А. Белый в «Мастерстве Гоголя» (1934) утверждал: «Тема безродности тема творчества Гоголя: Пискаревы, Башмачкины и Поприщины отщепенцы, перенесенные в Петербург чортом, на котором в одну ночь смахал Вакула; „чорт“ в Петербурге сделался значительным лицом; отщепенец служит у него в канцелярии, как Башмачкин; или же он залезает на холодный чердак: развивать грезы в волнах опия, как Пискарев; глядь, — лезет к нему за душой переодетый в ростовщика Басаврюк; и тут „клад“ зарыт… в рамки портрета… и в Петербурге видение клада не оставляет отщепенца… и Чичиков безроден: вышел ни в отца, ни в мать (мелкопоместных дворян), а в прохожего молодца, по уверению тетки; „прохожий молодец“ и соблазнил его, как Петруся, червонцами; внутри пресловутого ларчика был потайной ящик для денег, выдвигавшийся незаметно… позднее является „прохожий молодец“, Басаврюк, как отец-благодетель; он учит уму-разуму в науке наживы; и то Костанжогло; Гоголь не узнал в нем своего „нечистого“, вынырнувшего из первой фазы (творчества. — Б. С.): и возвел в перл создания. Почему?
Потому, что отщепенец и Гоголь; и в нем — трещина „поперечивающего себе чувства“; она стала провалом, куда он, свергнув своих героев, сам свергнулся; герои поданы в корчах…»

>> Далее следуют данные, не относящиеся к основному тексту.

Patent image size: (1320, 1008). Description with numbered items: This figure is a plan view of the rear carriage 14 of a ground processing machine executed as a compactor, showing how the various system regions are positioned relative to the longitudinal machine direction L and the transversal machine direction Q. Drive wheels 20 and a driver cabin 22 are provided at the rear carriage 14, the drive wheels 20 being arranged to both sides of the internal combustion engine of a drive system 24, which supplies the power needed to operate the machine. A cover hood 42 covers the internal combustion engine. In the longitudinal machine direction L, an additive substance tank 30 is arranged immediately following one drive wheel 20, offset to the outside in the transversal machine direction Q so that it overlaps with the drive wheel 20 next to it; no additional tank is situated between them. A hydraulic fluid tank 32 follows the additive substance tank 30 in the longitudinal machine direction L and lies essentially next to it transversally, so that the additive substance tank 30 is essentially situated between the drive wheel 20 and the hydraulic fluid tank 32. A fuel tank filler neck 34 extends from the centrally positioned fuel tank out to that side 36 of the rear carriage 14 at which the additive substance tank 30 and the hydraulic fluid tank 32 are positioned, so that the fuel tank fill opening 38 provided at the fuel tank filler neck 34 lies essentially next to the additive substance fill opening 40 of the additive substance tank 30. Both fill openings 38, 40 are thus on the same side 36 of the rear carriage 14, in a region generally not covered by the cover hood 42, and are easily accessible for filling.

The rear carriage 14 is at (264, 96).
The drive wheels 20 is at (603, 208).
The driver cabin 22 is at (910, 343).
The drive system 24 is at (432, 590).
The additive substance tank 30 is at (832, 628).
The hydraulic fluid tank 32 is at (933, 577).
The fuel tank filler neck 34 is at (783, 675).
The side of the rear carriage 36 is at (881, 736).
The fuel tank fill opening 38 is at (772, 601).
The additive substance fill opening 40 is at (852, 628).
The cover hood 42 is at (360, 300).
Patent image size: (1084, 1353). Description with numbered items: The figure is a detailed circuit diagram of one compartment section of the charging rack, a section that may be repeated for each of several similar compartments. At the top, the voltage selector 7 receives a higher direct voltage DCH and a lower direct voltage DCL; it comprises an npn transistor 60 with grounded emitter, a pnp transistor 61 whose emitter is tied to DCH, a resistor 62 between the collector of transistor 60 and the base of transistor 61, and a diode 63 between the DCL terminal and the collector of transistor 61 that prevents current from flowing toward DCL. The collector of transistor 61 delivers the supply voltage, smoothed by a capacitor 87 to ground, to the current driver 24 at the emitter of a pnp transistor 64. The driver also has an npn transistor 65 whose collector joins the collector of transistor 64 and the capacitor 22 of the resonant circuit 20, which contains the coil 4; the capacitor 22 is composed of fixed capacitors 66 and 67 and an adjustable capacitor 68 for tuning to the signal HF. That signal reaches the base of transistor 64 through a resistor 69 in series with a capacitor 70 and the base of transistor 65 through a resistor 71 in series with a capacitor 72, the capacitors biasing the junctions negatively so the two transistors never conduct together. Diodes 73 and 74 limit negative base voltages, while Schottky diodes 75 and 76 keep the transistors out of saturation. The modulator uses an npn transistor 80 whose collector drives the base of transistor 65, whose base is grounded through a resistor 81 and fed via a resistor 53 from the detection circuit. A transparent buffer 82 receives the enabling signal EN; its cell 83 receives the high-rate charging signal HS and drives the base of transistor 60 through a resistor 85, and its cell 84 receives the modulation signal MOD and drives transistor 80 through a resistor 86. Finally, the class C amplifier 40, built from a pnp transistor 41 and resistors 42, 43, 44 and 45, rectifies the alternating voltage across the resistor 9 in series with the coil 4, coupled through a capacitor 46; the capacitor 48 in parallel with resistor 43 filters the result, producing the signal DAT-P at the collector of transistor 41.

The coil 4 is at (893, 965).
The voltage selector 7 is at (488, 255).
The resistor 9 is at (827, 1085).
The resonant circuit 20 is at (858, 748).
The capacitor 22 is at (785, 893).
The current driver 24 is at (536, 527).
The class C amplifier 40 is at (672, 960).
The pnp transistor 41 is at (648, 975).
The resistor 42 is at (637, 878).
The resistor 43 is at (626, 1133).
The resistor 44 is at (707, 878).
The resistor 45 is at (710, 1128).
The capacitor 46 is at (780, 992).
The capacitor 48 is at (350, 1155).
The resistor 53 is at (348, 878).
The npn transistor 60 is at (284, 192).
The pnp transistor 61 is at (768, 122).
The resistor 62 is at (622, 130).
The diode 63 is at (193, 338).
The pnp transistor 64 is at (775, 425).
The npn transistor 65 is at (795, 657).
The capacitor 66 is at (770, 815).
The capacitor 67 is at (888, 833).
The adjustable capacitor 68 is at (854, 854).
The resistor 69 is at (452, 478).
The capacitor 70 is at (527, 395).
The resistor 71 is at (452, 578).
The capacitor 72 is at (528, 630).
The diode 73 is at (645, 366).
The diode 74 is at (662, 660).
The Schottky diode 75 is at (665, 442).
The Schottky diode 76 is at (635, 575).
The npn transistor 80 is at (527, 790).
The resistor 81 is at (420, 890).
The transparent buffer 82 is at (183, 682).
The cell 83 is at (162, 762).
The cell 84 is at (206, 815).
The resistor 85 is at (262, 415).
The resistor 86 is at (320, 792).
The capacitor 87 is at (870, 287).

По мнению А. Белого, после «Ревизора» «жизнь Гоголя остывает в моральный столбняк; окаменив героев в последней сцене комедии, стал окаменевать в годах и автор, напуганный собственным смехом, выяснение „невидимых слез“, подсказанных Белинским, в условиях столбняка провело лишь грань меж Белинским и ним; „слезы“ не соответствовали „слезам“; для Белинского они стали тоскою по социализму; для Гоголя — тоской по содействующему генерал-губернатору; для Белинского этого рода слезы, конечно же, „крокодиловы“; и Белинский отрекся от Гоголя, не поняв, что имеет дело с болезнью в Гоголе, с „Никошей“ в Гоголе; „Никоша“ же — опухоль наследственности, которую можно было бы вовремя оперировать; „опухоль“ предъявила право на собственность; стала автором; автор стал тенью ее; и Гоголь вообразил: миссия его-де — мистическая; рядом с тенденцией художника Гоголя, имманентной краскам и звукам, оказалась другая, втиснутая извне, трансцендентная и краскам и звукам: и краски померкли, и звуки угасли».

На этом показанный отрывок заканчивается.